The successive a-partners of Y will be a8, a9, a10, a11, a12 a1, a2, a3.
The successive a-partners of Z will be a11, a12 a1, a2, a3 a4, a5, a6.
(Here I jump up by 2, then 3, then 2, then 3 so that the number of tri-matches of all the a-teams will be roughly the same.

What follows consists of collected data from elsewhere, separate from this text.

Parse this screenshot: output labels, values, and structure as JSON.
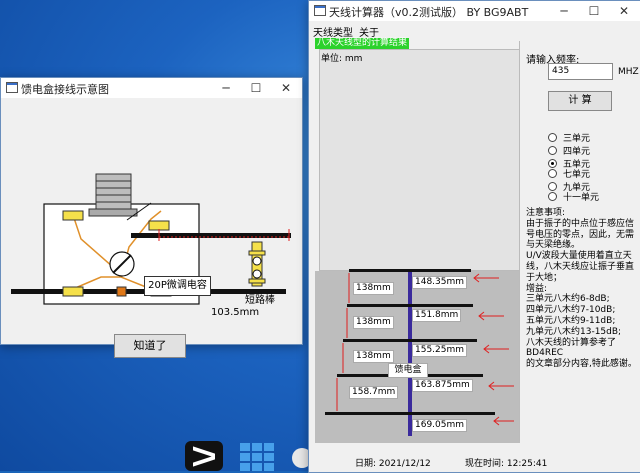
{
  "taskbar": {
    "icons": [
      "capcut-icon",
      "grid-app-icon",
      "circle-app-icon"
    ]
  },
  "diagram_window": {
    "title": "馈电盒接线示意图",
    "capacitor_label": "20P微调电容",
    "dimension_label": "103.5mm",
    "short_label": "短路棒",
    "ok_button": "知道了"
  },
  "calc_window": {
    "title": "天线计算器（v0.2测试版）  BY BG9ABT",
    "menu": [
      "天线类型",
      "关于"
    ],
    "status": "八木天线型的计算结果",
    "unit": "单位: mm",
    "freq_label": "请输入频率:",
    "freq_value": "435",
    "freq_unit": "MHZ",
    "calc_button": "计 算",
    "radio_options": [
      "三单元",
      "四单元",
      "五单元",
      "七单元",
      "九单元",
      "十一单元"
    ],
    "selected_index": 2,
    "notes": "注意事项:\n由于振子的中点位于感应信号电压的零点，因此，无需与天梁绝缘。\nU/V波段大量使用着直立天线，八木天线应让振子垂直于大地；\n增益:\n三单元八木约6-8dB;\n四单元八木约7-10dB;\n五单元八木约9-11dB;\n九单元八木约13-15dB;\n八木天线的计算参考了BD4REC\n的文章部分内容,特此感谢。",
    "element_lengths": [
      "148.35mm",
      "151.8mm",
      "155.25mm",
      "163.875mm",
      "169.05mm"
    ],
    "spacings": [
      "138mm",
      "138mm",
      "138mm",
      "158.7mm"
    ],
    "feed_label": "馈电盒",
    "date_label": "日期:  2021/12/12",
    "time_label": "现在时间:  12:25:41"
  },
  "colors": {
    "desktop": "#1a64b8",
    "boom": "#3a2a9c",
    "arrow": "#e02020",
    "highlight": "#2bd22b"
  }
}
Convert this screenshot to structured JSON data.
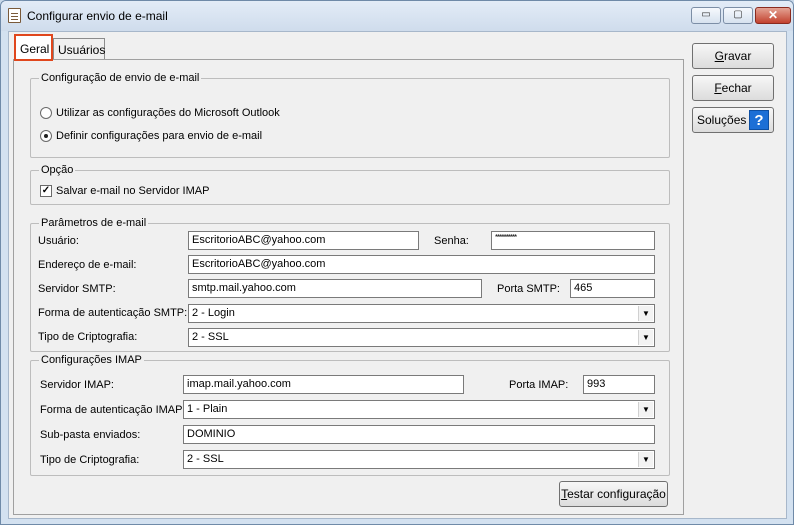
{
  "window": {
    "title": "Configurar envio de e-mail",
    "controls": {
      "minimize": "▭",
      "maximize": "▢",
      "close": "✕"
    }
  },
  "tabs": [
    {
      "label": "Geral",
      "active": true
    },
    {
      "label": "Usuários",
      "active": false
    }
  ],
  "envio": {
    "legend": "Configuração de envio de e-mail",
    "options": [
      {
        "label": "Utilizar as configurações do Microsoft Outlook",
        "selected": false
      },
      {
        "label": "Definir configurações para envio de e-mail",
        "selected": true
      }
    ]
  },
  "opcao": {
    "legend": "Opção",
    "checkbox_label": "Salvar e-mail no Servidor IMAP",
    "checked": true,
    "check_glyph": "✓"
  },
  "parametros": {
    "legend": "Parâmetros de e-mail",
    "usuario_label": "Usuário:",
    "usuario_value": "EscritorioABC@yahoo.com",
    "senha_label": "Senha:",
    "senha_value": "**********",
    "endereco_label": "Endereço de e-mail:",
    "endereco_value": "EscritorioABC@yahoo.com",
    "smtp_label": "Servidor SMTP:",
    "smtp_value": "smtp.mail.yahoo.com",
    "porta_smtp_label": "Porta SMTP:",
    "porta_smtp_value": "465",
    "auth_label": "Forma de autenticação SMTP:",
    "auth_value": "2 - Login",
    "cripto_label": "Tipo de Criptografia:",
    "cripto_value": "2 - SSL"
  },
  "imap": {
    "legend": "Configurações IMAP",
    "servidor_label": "Servidor IMAP:",
    "servidor_value": "imap.mail.yahoo.com",
    "porta_label": "Porta IMAP:",
    "porta_value": "993",
    "auth_label": "Forma de autenticação IMAP:",
    "auth_value": "1 - Plain",
    "subpasta_label": "Sub-pasta enviados:",
    "subpasta_value": "DOMINIO",
    "cripto_label": "Tipo de Criptografia:",
    "cripto_value": "2 - SSL"
  },
  "buttons": {
    "testar_first": "T",
    "testar_rest": "estar configuração",
    "gravar_first": "G",
    "gravar_rest": "ravar",
    "fechar_first": "F",
    "fechar_rest": "echar",
    "solucoes": "Soluções",
    "help_glyph": "?"
  },
  "combo_arrow": "▼"
}
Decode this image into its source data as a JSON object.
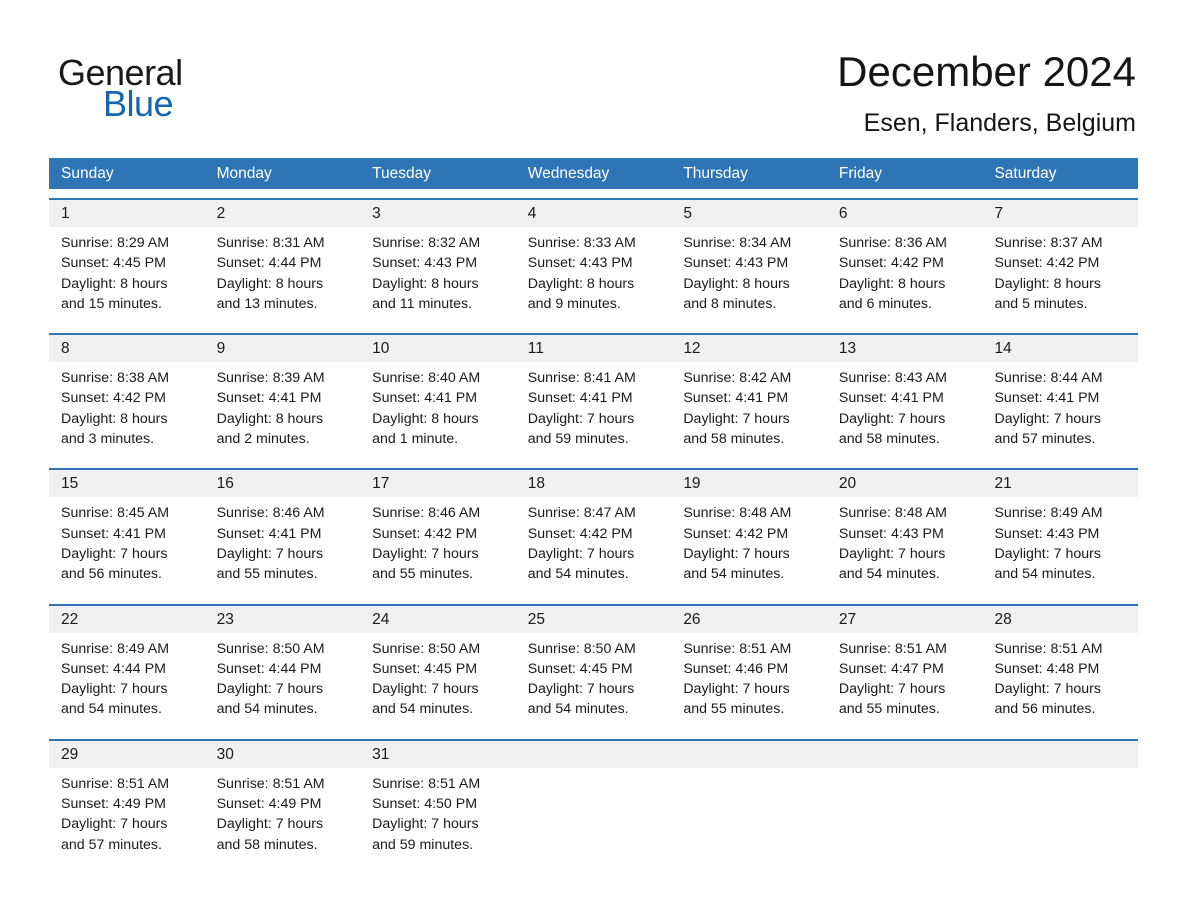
{
  "brand": {
    "name_part1": "General",
    "name_part2": "Blue",
    "triangle_icon": "triangle-icon",
    "accent_color": "#1565b0"
  },
  "header": {
    "month_title": "December 2024",
    "location": "Esen, Flanders, Belgium"
  },
  "calendar": {
    "header_bg": "#2e75b6",
    "weekdays": [
      "Sunday",
      "Monday",
      "Tuesday",
      "Wednesday",
      "Thursday",
      "Friday",
      "Saturday"
    ],
    "weeks": [
      {
        "days": [
          {
            "number": "1",
            "sunrise": "Sunrise: 8:29 AM",
            "sunset": "Sunset: 4:45 PM",
            "daylight_line1": "Daylight: 8 hours",
            "daylight_line2": "and 15 minutes."
          },
          {
            "number": "2",
            "sunrise": "Sunrise: 8:31 AM",
            "sunset": "Sunset: 4:44 PM",
            "daylight_line1": "Daylight: 8 hours",
            "daylight_line2": "and 13 minutes."
          },
          {
            "number": "3",
            "sunrise": "Sunrise: 8:32 AM",
            "sunset": "Sunset: 4:43 PM",
            "daylight_line1": "Daylight: 8 hours",
            "daylight_line2": "and 11 minutes."
          },
          {
            "number": "4",
            "sunrise": "Sunrise: 8:33 AM",
            "sunset": "Sunset: 4:43 PM",
            "daylight_line1": "Daylight: 8 hours",
            "daylight_line2": "and 9 minutes."
          },
          {
            "number": "5",
            "sunrise": "Sunrise: 8:34 AM",
            "sunset": "Sunset: 4:43 PM",
            "daylight_line1": "Daylight: 8 hours",
            "daylight_line2": "and 8 minutes."
          },
          {
            "number": "6",
            "sunrise": "Sunrise: 8:36 AM",
            "sunset": "Sunset: 4:42 PM",
            "daylight_line1": "Daylight: 8 hours",
            "daylight_line2": "and 6 minutes."
          },
          {
            "number": "7",
            "sunrise": "Sunrise: 8:37 AM",
            "sunset": "Sunset: 4:42 PM",
            "daylight_line1": "Daylight: 8 hours",
            "daylight_line2": "and 5 minutes."
          }
        ]
      },
      {
        "days": [
          {
            "number": "8",
            "sunrise": "Sunrise: 8:38 AM",
            "sunset": "Sunset: 4:42 PM",
            "daylight_line1": "Daylight: 8 hours",
            "daylight_line2": "and 3 minutes."
          },
          {
            "number": "9",
            "sunrise": "Sunrise: 8:39 AM",
            "sunset": "Sunset: 4:41 PM",
            "daylight_line1": "Daylight: 8 hours",
            "daylight_line2": "and 2 minutes."
          },
          {
            "number": "10",
            "sunrise": "Sunrise: 8:40 AM",
            "sunset": "Sunset: 4:41 PM",
            "daylight_line1": "Daylight: 8 hours",
            "daylight_line2": "and 1 minute."
          },
          {
            "number": "11",
            "sunrise": "Sunrise: 8:41 AM",
            "sunset": "Sunset: 4:41 PM",
            "daylight_line1": "Daylight: 7 hours",
            "daylight_line2": "and 59 minutes."
          },
          {
            "number": "12",
            "sunrise": "Sunrise: 8:42 AM",
            "sunset": "Sunset: 4:41 PM",
            "daylight_line1": "Daylight: 7 hours",
            "daylight_line2": "and 58 minutes."
          },
          {
            "number": "13",
            "sunrise": "Sunrise: 8:43 AM",
            "sunset": "Sunset: 4:41 PM",
            "daylight_line1": "Daylight: 7 hours",
            "daylight_line2": "and 58 minutes."
          },
          {
            "number": "14",
            "sunrise": "Sunrise: 8:44 AM",
            "sunset": "Sunset: 4:41 PM",
            "daylight_line1": "Daylight: 7 hours",
            "daylight_line2": "and 57 minutes."
          }
        ]
      },
      {
        "days": [
          {
            "number": "15",
            "sunrise": "Sunrise: 8:45 AM",
            "sunset": "Sunset: 4:41 PM",
            "daylight_line1": "Daylight: 7 hours",
            "daylight_line2": "and 56 minutes."
          },
          {
            "number": "16",
            "sunrise": "Sunrise: 8:46 AM",
            "sunset": "Sunset: 4:41 PM",
            "daylight_line1": "Daylight: 7 hours",
            "daylight_line2": "and 55 minutes."
          },
          {
            "number": "17",
            "sunrise": "Sunrise: 8:46 AM",
            "sunset": "Sunset: 4:42 PM",
            "daylight_line1": "Daylight: 7 hours",
            "daylight_line2": "and 55 minutes."
          },
          {
            "number": "18",
            "sunrise": "Sunrise: 8:47 AM",
            "sunset": "Sunset: 4:42 PM",
            "daylight_line1": "Daylight: 7 hours",
            "daylight_line2": "and 54 minutes."
          },
          {
            "number": "19",
            "sunrise": "Sunrise: 8:48 AM",
            "sunset": "Sunset: 4:42 PM",
            "daylight_line1": "Daylight: 7 hours",
            "daylight_line2": "and 54 minutes."
          },
          {
            "number": "20",
            "sunrise": "Sunrise: 8:48 AM",
            "sunset": "Sunset: 4:43 PM",
            "daylight_line1": "Daylight: 7 hours",
            "daylight_line2": "and 54 minutes."
          },
          {
            "number": "21",
            "sunrise": "Sunrise: 8:49 AM",
            "sunset": "Sunset: 4:43 PM",
            "daylight_line1": "Daylight: 7 hours",
            "daylight_line2": "and 54 minutes."
          }
        ]
      },
      {
        "days": [
          {
            "number": "22",
            "sunrise": "Sunrise: 8:49 AM",
            "sunset": "Sunset: 4:44 PM",
            "daylight_line1": "Daylight: 7 hours",
            "daylight_line2": "and 54 minutes."
          },
          {
            "number": "23",
            "sunrise": "Sunrise: 8:50 AM",
            "sunset": "Sunset: 4:44 PM",
            "daylight_line1": "Daylight: 7 hours",
            "daylight_line2": "and 54 minutes."
          },
          {
            "number": "24",
            "sunrise": "Sunrise: 8:50 AM",
            "sunset": "Sunset: 4:45 PM",
            "daylight_line1": "Daylight: 7 hours",
            "daylight_line2": "and 54 minutes."
          },
          {
            "number": "25",
            "sunrise": "Sunrise: 8:50 AM",
            "sunset": "Sunset: 4:45 PM",
            "daylight_line1": "Daylight: 7 hours",
            "daylight_line2": "and 54 minutes."
          },
          {
            "number": "26",
            "sunrise": "Sunrise: 8:51 AM",
            "sunset": "Sunset: 4:46 PM",
            "daylight_line1": "Daylight: 7 hours",
            "daylight_line2": "and 55 minutes."
          },
          {
            "number": "27",
            "sunrise": "Sunrise: 8:51 AM",
            "sunset": "Sunset: 4:47 PM",
            "daylight_line1": "Daylight: 7 hours",
            "daylight_line2": "and 55 minutes."
          },
          {
            "number": "28",
            "sunrise": "Sunrise: 8:51 AM",
            "sunset": "Sunset: 4:48 PM",
            "daylight_line1": "Daylight: 7 hours",
            "daylight_line2": "and 56 minutes."
          }
        ]
      },
      {
        "days": [
          {
            "number": "29",
            "sunrise": "Sunrise: 8:51 AM",
            "sunset": "Sunset: 4:49 PM",
            "daylight_line1": "Daylight: 7 hours",
            "daylight_line2": "and 57 minutes."
          },
          {
            "number": "30",
            "sunrise": "Sunrise: 8:51 AM",
            "sunset": "Sunset: 4:49 PM",
            "daylight_line1": "Daylight: 7 hours",
            "daylight_line2": "and 58 minutes."
          },
          {
            "number": "31",
            "sunrise": "Sunrise: 8:51 AM",
            "sunset": "Sunset: 4:50 PM",
            "daylight_line1": "Daylight: 7 hours",
            "daylight_line2": "and 59 minutes."
          },
          {
            "number": "",
            "sunrise": "",
            "sunset": "",
            "daylight_line1": "",
            "daylight_line2": ""
          },
          {
            "number": "",
            "sunrise": "",
            "sunset": "",
            "daylight_line1": "",
            "daylight_line2": ""
          },
          {
            "number": "",
            "sunrise": "",
            "sunset": "",
            "daylight_line1": "",
            "daylight_line2": ""
          },
          {
            "number": "",
            "sunrise": "",
            "sunset": "",
            "daylight_line1": "",
            "daylight_line2": ""
          }
        ]
      }
    ]
  }
}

I hope it will be the similar for the b-teams.)
So, all in all, the schedule is the following:
Week 1: V-a1-b1, a2-b2, W-a3-b3, a4-b4, a5-b5, X-a6-b6,
a7-b7, Y-a8-b8, a9-b9, a10-b10, Z-a11-b11, a12-b12
Week 2: a1-b2, V-a2-b3, a3-b4, W-a4-b5, a5-b6, a6-b7,
X-a7-b8, a8-b9. Y-a9-b10, a10-b11, a11-b12, Z-a12-b1
Week 3: Z-a1-b3, a2-b4, V-a3-b5, a4-b6, W-a5-b7, a6-b8,
a7-b9, X-a8-b10, a9-b11, Y-a10-b12, a11-b1, a12-b2
Week 4: a1-b4, Z-a2-b5, a3-b6, V-a4-b7, a5-b8, W-a6-b9,
a7-b10, a8-b11, X-a9-b12, a10-b1, Y-a11-b2, a12-b3
Week 5: a1-b5, a2-b6, Z-a3-b7, a4-b8, V-a5-b9, a6-b10,
W-a7-b11, a8-b12, a9-b1, X-a10-b2, a11-b3, Y-a12-b4
Week 6: Y-a1-b6, a2-b7, a3-b8, Z-a4-b9, a5-b10, V-a6-b11,
a7-b12, W-a8-b1, a9-b2, a10-b3, X-a11-b4, a12-b5
Week 7: a1-b8, Y-a2-b9, a3-b10, a4-b11, Z-a5-b12, a6-b1,
V-a7-b2, a8-b3, W-a9-b4, a10-b5, a11-b6, X-a12-b7
Week 8: X-a1-b9, a2-b10, Y-a3-b11, a4-b12, a5-b1, Z-a6-b2,
a7-b3, V-a8-b4, a9-b5, W-a10-b6, a11-b7, a12-b8.
It turns out that every small team plays 3 or 4 times in tri-matches, except b8 and b11 who play only 2 times, and b9 which plays 5 times. Let me know if this is a problem.